The founder of internet company America Online (AOL) has backed calls for parent firm Time Warner to be split up.
Mr Case still holds more than $250m in Time Warner stock
Steve Case said the world's biggest media company had "failed to capitalize on AOL's potential".
"It would be best to 'undo' the merger by splitting Time Warner into several independent companies," Mr Case told the Washington Post.
Time Warner's shares fell by more than half following its merger with AOL in January 2000.
"Instead of propelling AOL to new heights, the association with Time Warner has weighed AOL down," said Mr Case, who was a leading architect of the merger and served as the combined company's chairman until 2003.
In the meantime, rivals such as Google and Yahoo had made "important strides forward", he told the paper.
"Time Warner has proven to be too big, too complex, too conflicted and too slow-moving - in other words, too much like a classic conglomerate - to seize new opportunities."
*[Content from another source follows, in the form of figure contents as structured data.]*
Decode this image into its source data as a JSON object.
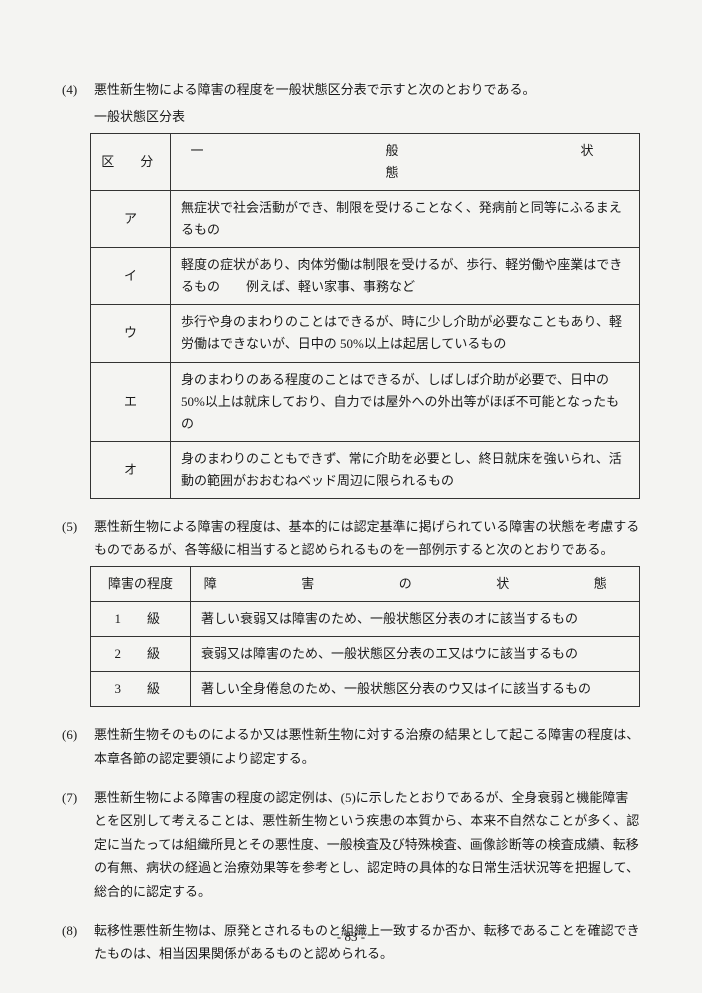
{
  "item4": {
    "num": "(4)",
    "text": "悪性新生物による障害の程度を一般状態区分表で示すと次のとおりである。",
    "tableTitle": "一般状態区分表",
    "header": {
      "left": "区　分",
      "right": "一　　　　般　　　　状　　　　態"
    },
    "rows": [
      {
        "label": "ア",
        "desc": "無症状で社会活動ができ、制限を受けることなく、発病前と同等にふるまえるもの"
      },
      {
        "label": "イ",
        "desc": "軽度の症状があり、肉体労働は制限を受けるが、歩行、軽労働や座業はできるもの　　例えば、軽い家事、事務など"
      },
      {
        "label": "ウ",
        "desc": "歩行や身のまわりのことはできるが、時に少し介助が必要なこともあり、軽労働はできないが、日中の 50%以上は起居しているもの"
      },
      {
        "label": "エ",
        "desc": "身のまわりのある程度のことはできるが、しばしば介助が必要で、日中の 50%以上は就床しており、自力では屋外への外出等がほぼ不可能となったもの"
      },
      {
        "label": "オ",
        "desc": "身のまわりのこともできず、常に介助を必要とし、終日就床を強いられ、活動の範囲がおおむねベッド周辺に限られるもの"
      }
    ]
  },
  "item5": {
    "num": "(5)",
    "text": "悪性新生物による障害の程度は、基本的には認定基準に掲げられている障害の状態を考慮するものであるが、各等級に相当すると認められるものを一部例示すると次のとおりである。",
    "header": {
      "left": "障害の程度",
      "right": "障　　害　　の　　状　　態"
    },
    "rows": [
      {
        "label": "1　級",
        "desc": "著しい衰弱又は障害のため、一般状態区分表のオに該当するもの"
      },
      {
        "label": "2　級",
        "desc": "衰弱又は障害のため、一般状態区分表のエ又はウに該当するもの"
      },
      {
        "label": "3　級",
        "desc": "著しい全身倦怠のため、一般状態区分表のウ又はイに該当するもの"
      }
    ]
  },
  "item6": {
    "num": "(6)",
    "text": "悪性新生物そのものによるか又は悪性新生物に対する治療の結果として起こる障害の程度は、本章各節の認定要領により認定する。"
  },
  "item7": {
    "num": "(7)",
    "text": "悪性新生物による障害の程度の認定例は、(5)に示したとおりであるが、全身衰弱と機能障害とを区別して考えることは、悪性新生物という疾患の本質から、本来不自然なことが多く、認定に当たっては組織所見とその悪性度、一般検査及び特殊検査、画像診断等の検査成績、転移の有無、病状の経過と治療効果等を参考とし、認定時の具体的な日常生活状況等を把握して、総合的に認定する。"
  },
  "item8": {
    "num": "(8)",
    "text": "転移性悪性新生物は、原発とされるものと組織上一致するか否か、転移であることを確認できたものは、相当因果関係があるものと認められる。"
  },
  "pageNum": "- 83 -"
}
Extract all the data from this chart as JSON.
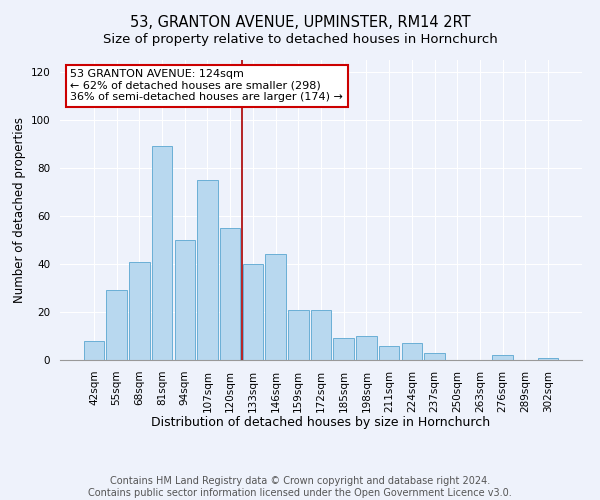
{
  "title": "53, GRANTON AVENUE, UPMINSTER, RM14 2RT",
  "subtitle": "Size of property relative to detached houses in Hornchurch",
  "xlabel": "Distribution of detached houses by size in Hornchurch",
  "ylabel": "Number of detached properties",
  "bar_labels": [
    "42sqm",
    "55sqm",
    "68sqm",
    "81sqm",
    "94sqm",
    "107sqm",
    "120sqm",
    "133sqm",
    "146sqm",
    "159sqm",
    "172sqm",
    "185sqm",
    "198sqm",
    "211sqm",
    "224sqm",
    "237sqm",
    "250sqm",
    "263sqm",
    "276sqm",
    "289sqm",
    "302sqm"
  ],
  "bar_values": [
    8,
    29,
    41,
    89,
    50,
    75,
    55,
    40,
    44,
    21,
    21,
    9,
    10,
    6,
    7,
    3,
    0,
    0,
    2,
    0,
    1
  ],
  "bar_color": "#b8d8ef",
  "bar_edge_color": "#6aafd6",
  "vline_color": "#aa0000",
  "annotation_line1": "53 GRANTON AVENUE: 124sqm",
  "annotation_line2": "← 62% of detached houses are smaller (298)",
  "annotation_line3": "36% of semi-detached houses are larger (174) →",
  "annotation_box_edge": "#cc0000",
  "annotation_box_face": "#ffffff",
  "ylim": [
    0,
    125
  ],
  "yticks": [
    0,
    20,
    40,
    60,
    80,
    100,
    120
  ],
  "footer_line1": "Contains HM Land Registry data © Crown copyright and database right 2024.",
  "footer_line2": "Contains public sector information licensed under the Open Government Licence v3.0.",
  "bg_color": "#eef2fb",
  "grid_color": "#ffffff",
  "title_fontsize": 10.5,
  "xlabel_fontsize": 9,
  "ylabel_fontsize": 8.5,
  "tick_fontsize": 7.5,
  "annotation_fontsize": 8,
  "footer_fontsize": 7
}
Time Warner's media businesses include the Warner Brothers movie studio, cable news channel CNN and Time magazine.
Mr Case stepped down from the board of the US company in October, but still holds more than $250m of Time Warner stock.
Writing in the Washington Post on Sunday, Mr Case said that he had proposed to Time Warner's board in July that the company should be split into four separate businesses - Time Warner Cable, Time Warner Entertainment, Time Inc and AOL.
Mr Case's plea for a demerger echoes similar calls from billionaire investor Carl Icahn, who leads a group of investment funds holding about 3% of the company.
Time Warner and software giant Microsoft are understood to have held talks earlier this year on how the two firms could work more closely together.
Analysts believe Microsoft is keen to buy part of AOL and merge it with its own internet business.
Internet media firm Yahoo last month said it had pulled out of talks to buy a stake in AOL.